- Photo by Dulce Juarez
The fall installment of Barrio Art Crawl—a self-guided tour through the Barrio Logan Arts District—is all about Dia de los Muertos, or the Day of the Dead, when Latin American cultures welcome the spirits of deceased family members home for a visit. Starting at 5 p.m. Saturday, Oct. 27, visitors can cruise by participating galleries (facebook.com/barrioartcrawl) where community shrines are being erected, says Bob Green, who’s heading up the project. Traditionally, family members of the deceased build shrines decorated with art, photos and the favorite foods and drink of loved ones so they can indulge upon their annual return.
“This is our own way of doing it [the holiday],” says Green, co-founder of The Roots Factory. “We’re encouraging people to bring pictures of their deceased loved ones, and offerings to put on the community altars.”
The Roots Factory (1878 Main St.) will have an opening reception for its Dia de los Muertos show the night of the art crawl; it’ll remain on view through Nov. 2. In addition to live music and face painting, the free party will have street art, sculpture and paintings by artists including Chicano Park muralist Mario Torero; a video installation by Armando de la Torre; and a grand centerpiece in the courtyard that Cesar Castaneda carved out of a 2,000-pound tree stump to look like the Mayan deity Quetzalcoatl, who symbolizes birth, death and rebirth, Castaneda says.
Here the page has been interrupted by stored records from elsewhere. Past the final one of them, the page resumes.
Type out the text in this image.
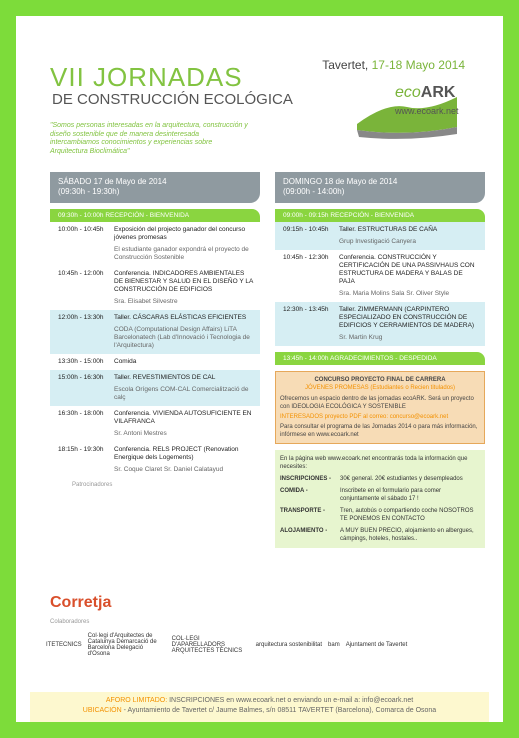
VII JORNADAS
DE CONSTRUCCIÓN ECOLÓGICA
"Somos personas interesadas en la arquitectura, construcción y diseño sostenible que de manera desinteresada intercambiamos conocimientos y experiencias sobre Arquitectura Bioclimática"
Tavertet, 17-18 Mayo 2014
ecoARK
www.ecoark.net
SÁBADO 17 de Mayo de 2014
(09:30h - 19:30h)
09:30h - 10:00h RECEPCIÓN - BIENVENIDA
10:00h - 10:45h	Exposición del projecto ganador del concurso jóvenes promesas
El estudiante ganador expondrá el proyecto de Construcción Sostenible
10:45h - 12:00h	Conferencia. INDICADORES AMBIENTALES DE BIENESTAR Y SALUD EN EL DISEÑO Y LA CONSTRUCCIÓN DE EDIFICIOS
Sra. Elisabet Silvestre
12:00h - 13:30h	Taller. CÁSCARAS ELÁSTICAS EFICIENTES
CODA (Computational Design Affairs) LiTA Barcelonatech (Lab d'Innovació i Tecnologia de l'Arquitectura)
13:30h - 15:00h	Comida
15:00h - 16:30h	Taller. REVESTIMIENTOS DE CAL
Escola Orígens COM-CAL Comercialització de calç
16:30h - 18:00h	Conferencia. VIVIENDA AUTOSUFICIENTE EN VILAFRANCA
Sr. Antoni Mestres
18:15h - 19:30h	Conferencia. RELS PROJECT (Renovation Energique dels Logements)
Sr. Coque Claret Sr. Daniel Calatayud
Patrocinadores
DOMINGO 18 de Mayo de 2014
(09:00h - 14:00h)
09:00h - 09:15h RECEPCIÓN - BIENVENIDA
09:15h - 10:45h	Taller. ESTRUCTURAS DE CAÑA
Grup Investigació Canyera
10:45h - 12:30h	Conferencia. CONSTRUCCIÓN Y CERTIFICACIÓN DE UNA PASSIVHAUS CON ESTRUCTURA DE MADERA Y BALAS DE PAJA
Sra. Maria Molins Sala Sr. Oliver Style
12:30h - 13:45h	Taller. ZIMMERMANN (CARPINTERO ESPECIALIZADO EN CONSTRUCCIÓN DE EDIFICIOS Y CERRAMIENTOS DE MADERA)
Sr. Martin Krug
13:45h - 14:00h AGRADECIMIENTOS - DESPEDIDA
CONCURSO PROYECTO FINAL DE CARRERA
JÓVENES PROMESAS (Estudiantes o Recien titulados)
Ofrecemos un espacio dentro de las jornadas ecoARK. Será un proyecto con IDEOLOGIA ECOLÓGICA Y SOSTENIBLE
INTERESADOS proyecto PDF al correo: concurso@ecoark.net
Para consultar el programa de las Jornadas 2014 o para más información, infórmese en www.ecoark.net
En la página web www.ecoark.net encontrarás toda la información que necesites:
INSCRIPCIONES -	30€ general. 20€ estudiantes y desempleados
COMIDA -	Inscribete en el formulario para comer conjuntamente el sábado 17 !
TRANSPORTE -	Tren, autobús o compartiendo coche NOSOTROS TE PONEMOS EN CONTACTO
ALOJAMIENTO -	A MUY BUEN PRECIO, alojamiento en albergues, cámpings, hoteles, hostales..
Corretja
Colaboradores
ITETECNICS
Col·legi d'Arquitectes de Catalunya Demarcació de Barcelona Delegació d'Osona
COL·LEGI D'APARELLADORS ARQUITECTES TÈCNICS
arquitectura sostenibilitat bam Ajuntament de Tavertet
AFORO LIMITADO: INSCRIPCIONES en www.ecoark.net o enviando un e-mail a: info@ecoark.net
UBICACIÓN - Ayuntamiento de Tavertet c/ Jaume Balmes, s/n 08511 TAVERTET (Barcelona), Comarca de Osona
“I drive around a lot for work, and for about two years, I kept passing by this huge tree stump on the side of [Highway] 163 in Hillcrest,” he says. “Every time I went by, I thought of how I could get it out of there.” The self-taught sculptor hired a crane, removed the stump and has been working on it for the past five months with only an ax, a chisel and a hammer.
On a trip to Mexico City in 2004, Castaneda visited the Mayan pyramids and temples where he saw representations of Quetzalcoatl and felt a connection. He practiced on two smaller tree stumps before carving the big one, titled Rize of Quetzalcoatl, which will serve as a shrine at the opening, decorated with flowers and candles, Green says.
“The connection between the legend and the art piece is that the tree was once a living thing, then it died and now it’s resurrected as this,” Castaneda explains. Castaneda’s cousin, a film student, has been documenting the project for the first-ever Barrio Film Festival, which will takes place Nov. 24 and 25.